No i muszę jeszcze pozdrowić wszystkich gitarzystów z 9. Bocheńskiego Autokaru Gitarzystów, a zwłaszcza organizatora tego wyjazdu, Krzysztofa „Kodera” Koszmidera. Dzięki podobnym entuzjastom – co wieszczyłem na początku – świat nie zginie, a już na pewno rockowy świat. Podróż z miłośnikami gitarowej muzyki sprawia, że człowiek może naładować się pozytywną energią. Do Wrocławia zmierzają zresztą 1 maja z całej Polski rozliczne autokarowe pielgrzymki. Najlepiej zabrać się z jedną z nich.

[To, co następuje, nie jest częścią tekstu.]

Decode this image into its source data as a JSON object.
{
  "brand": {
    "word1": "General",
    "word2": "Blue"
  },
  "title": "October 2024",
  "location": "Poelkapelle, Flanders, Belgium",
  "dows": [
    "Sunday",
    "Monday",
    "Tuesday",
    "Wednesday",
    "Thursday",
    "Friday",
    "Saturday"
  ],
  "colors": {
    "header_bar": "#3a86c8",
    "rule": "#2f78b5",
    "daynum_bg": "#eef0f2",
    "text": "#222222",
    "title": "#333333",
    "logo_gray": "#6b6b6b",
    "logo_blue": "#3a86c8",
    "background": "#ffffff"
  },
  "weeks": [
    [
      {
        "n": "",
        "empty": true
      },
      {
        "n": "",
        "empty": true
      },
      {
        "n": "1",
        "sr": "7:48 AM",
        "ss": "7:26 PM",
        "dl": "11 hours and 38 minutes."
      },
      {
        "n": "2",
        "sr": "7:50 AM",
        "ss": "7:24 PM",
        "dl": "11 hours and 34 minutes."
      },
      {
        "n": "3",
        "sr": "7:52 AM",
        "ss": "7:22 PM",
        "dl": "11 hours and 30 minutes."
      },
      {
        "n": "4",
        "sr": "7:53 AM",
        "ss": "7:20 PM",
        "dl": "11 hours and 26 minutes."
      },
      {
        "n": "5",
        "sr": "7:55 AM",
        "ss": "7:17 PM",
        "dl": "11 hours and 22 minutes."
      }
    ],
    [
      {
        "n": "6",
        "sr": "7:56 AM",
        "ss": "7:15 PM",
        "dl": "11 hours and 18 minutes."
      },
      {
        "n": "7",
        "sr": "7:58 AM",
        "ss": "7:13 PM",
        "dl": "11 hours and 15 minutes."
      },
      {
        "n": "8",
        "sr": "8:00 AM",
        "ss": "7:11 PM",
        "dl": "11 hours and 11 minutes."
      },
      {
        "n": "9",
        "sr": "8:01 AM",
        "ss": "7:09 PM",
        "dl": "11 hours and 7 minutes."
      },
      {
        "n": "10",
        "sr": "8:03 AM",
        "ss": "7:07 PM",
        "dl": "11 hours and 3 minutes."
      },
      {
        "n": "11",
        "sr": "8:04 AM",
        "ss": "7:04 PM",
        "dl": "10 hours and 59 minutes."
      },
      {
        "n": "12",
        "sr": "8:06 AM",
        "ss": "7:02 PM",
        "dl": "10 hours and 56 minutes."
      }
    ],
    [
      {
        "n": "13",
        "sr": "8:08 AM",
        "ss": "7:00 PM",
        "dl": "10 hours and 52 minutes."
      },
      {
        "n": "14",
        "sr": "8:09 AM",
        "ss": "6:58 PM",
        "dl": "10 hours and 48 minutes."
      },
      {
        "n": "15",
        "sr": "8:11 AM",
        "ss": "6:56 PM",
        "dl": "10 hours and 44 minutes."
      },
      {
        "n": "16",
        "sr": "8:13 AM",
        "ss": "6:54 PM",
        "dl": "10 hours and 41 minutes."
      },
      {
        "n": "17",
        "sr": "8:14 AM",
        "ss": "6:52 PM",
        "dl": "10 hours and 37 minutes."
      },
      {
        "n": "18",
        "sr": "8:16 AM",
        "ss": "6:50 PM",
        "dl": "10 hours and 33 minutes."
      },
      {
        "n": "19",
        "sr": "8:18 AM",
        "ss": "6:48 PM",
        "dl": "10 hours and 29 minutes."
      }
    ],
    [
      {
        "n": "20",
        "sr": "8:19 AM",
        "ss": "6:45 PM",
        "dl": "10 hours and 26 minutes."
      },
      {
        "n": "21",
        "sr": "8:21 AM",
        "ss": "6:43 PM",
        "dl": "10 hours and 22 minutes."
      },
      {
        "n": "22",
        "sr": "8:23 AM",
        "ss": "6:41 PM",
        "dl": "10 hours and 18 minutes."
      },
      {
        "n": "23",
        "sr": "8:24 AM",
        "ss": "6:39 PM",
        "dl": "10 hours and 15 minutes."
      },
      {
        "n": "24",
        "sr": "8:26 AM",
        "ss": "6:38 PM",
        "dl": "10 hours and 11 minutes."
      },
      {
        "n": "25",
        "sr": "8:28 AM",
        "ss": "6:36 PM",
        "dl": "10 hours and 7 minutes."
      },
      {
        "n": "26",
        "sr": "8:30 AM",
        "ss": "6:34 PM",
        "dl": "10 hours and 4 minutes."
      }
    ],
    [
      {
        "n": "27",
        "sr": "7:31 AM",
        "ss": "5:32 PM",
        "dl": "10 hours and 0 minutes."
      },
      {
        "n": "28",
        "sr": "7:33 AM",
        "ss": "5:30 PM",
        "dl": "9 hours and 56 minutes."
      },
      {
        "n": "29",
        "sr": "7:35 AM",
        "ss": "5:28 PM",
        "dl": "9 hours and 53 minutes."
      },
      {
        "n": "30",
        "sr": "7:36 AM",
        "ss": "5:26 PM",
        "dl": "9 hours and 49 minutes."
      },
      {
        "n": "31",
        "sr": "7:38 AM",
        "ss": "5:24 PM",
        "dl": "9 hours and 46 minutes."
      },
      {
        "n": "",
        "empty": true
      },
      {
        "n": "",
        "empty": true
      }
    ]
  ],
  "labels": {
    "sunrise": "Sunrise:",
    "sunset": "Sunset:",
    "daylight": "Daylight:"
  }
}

Istnieją być może festiwale, gdzie scena gości jaśniejsze gwiazdy (inna sprawa, że część z nich świeci odbitym blaskiem takich sław jak The Animals czy Uriah Heep właśnie), gdzie wszystko jest większe i z pozoru lepsze. Ale takiego klimatu jak we Wrocławiu nie ma nigdzie.